Rund 1,3 Milliarden Mark investiert Daimler-Chrysler in das neue Entwicklungs- und Vorbereitungszentrum (EVZ) für Pkws in Sindelfingen, das bis zum Jahr 2000 realisiert werden wird. Im Rahmen der Neuausrichtung der Produktentwicklungs- und Vorbereitungsabläufe werden die Mitarbeiter aus 16 Außenstellen auf die beiden Standorte Untertürkheim und Sindelfingen konzentriert.

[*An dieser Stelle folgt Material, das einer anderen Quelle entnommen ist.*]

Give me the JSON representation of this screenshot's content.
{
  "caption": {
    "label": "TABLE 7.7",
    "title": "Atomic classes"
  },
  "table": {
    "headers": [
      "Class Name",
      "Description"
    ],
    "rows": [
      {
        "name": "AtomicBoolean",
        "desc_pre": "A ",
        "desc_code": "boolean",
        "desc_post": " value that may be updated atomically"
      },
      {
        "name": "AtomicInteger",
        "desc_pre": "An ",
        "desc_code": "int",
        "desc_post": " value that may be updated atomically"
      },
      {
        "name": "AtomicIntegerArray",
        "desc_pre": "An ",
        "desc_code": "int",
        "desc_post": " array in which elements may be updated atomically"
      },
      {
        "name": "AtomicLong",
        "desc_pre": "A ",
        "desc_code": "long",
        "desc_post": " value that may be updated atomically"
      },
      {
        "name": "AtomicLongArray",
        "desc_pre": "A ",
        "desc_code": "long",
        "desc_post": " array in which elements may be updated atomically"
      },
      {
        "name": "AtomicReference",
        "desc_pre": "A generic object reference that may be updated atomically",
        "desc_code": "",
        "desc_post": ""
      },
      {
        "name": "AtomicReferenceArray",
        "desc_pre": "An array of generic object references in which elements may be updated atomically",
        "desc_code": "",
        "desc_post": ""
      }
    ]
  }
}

Interdisziplinäres Arbeiten soll die Entwicklungszeit und die Kosten um bis zu 30 Prozent reduzieren sowie notwendige Innovationsschritte vorantreiben und die fertigungsgerechte Gestaltung der Fahrzeuge ermöglichen. In Sindelfingen entwickeln fast 6000 Mitarbeiter neue Fahrzeuge und Fahrzeugkonzepte, während mehr als 3000 Ingenieure in Untertürkheim Motoren, Getriebe und Antriebsstränge entwerfen. Daneben arbeiten auch Fachleute aus der Produktion, dem Einkauf und dem Marketing mit den Entwicklern vor Ort direkt zusammen.

Eine der Vorgaben war auch, daß sich die Entwicklungsmannschaft nun stärker auf ihre Kernkompetenz "Fahrzeugentwicklung" und weniger auf Dienstleistungen im Umfeld der Informationsverarbeitung konzentriert. Im Rahmen eines Projektes untersuchten Daimler-Chrysler-Mitarbeiter dieses Arbeitsgebiet und identifizierten vier IT-Bereiche, die an Dienstleister vergeben werden können:

-Bürokommunikation, Infrastruktur (Netze/Netz-Management) und technisch-kaufmännische Planungssysteme,

-CAD/CAM (rechnerunterstütztes Entwerfen und Fertigen),

-CAE (rechnerunterstütztes Engineering) sowie

-CAT (rechnerunterstütztes Testen, Prüfstände).

Für das erste Segment erhielt ein Konsortium den Zuschlag, das die frühere Daimler-Benz AG mit ihren diversen "internen" Dienstleistern angeführt hatte und in dem auch konzernfremde Unternehmen mitarbeiten. Seit März 1997 betreut es neben den Netzen etwa 4500 PCs, eine Zahl, die mittelfristig auf etwa 6000 anwach-sen dürfte. Auch den zweiten Bereich, CAD/CAM-Anwendungen inklusive der Systembetreuung, vergab das EVZ inzwischen "nach draußen". Diesem Schritt ging eine entsprechende Ausschreibung im Frühjahr 1997 voraus. Als Sieger der Ausschreibung ging das Konsortium Debis Systemhaus mit seinem Partner s+c (science + computing) aus Tübingen durchs Ziel - immerhin mit einem Auftragsvolumen von einigen Millionen Mark pro Jahr in der Hand.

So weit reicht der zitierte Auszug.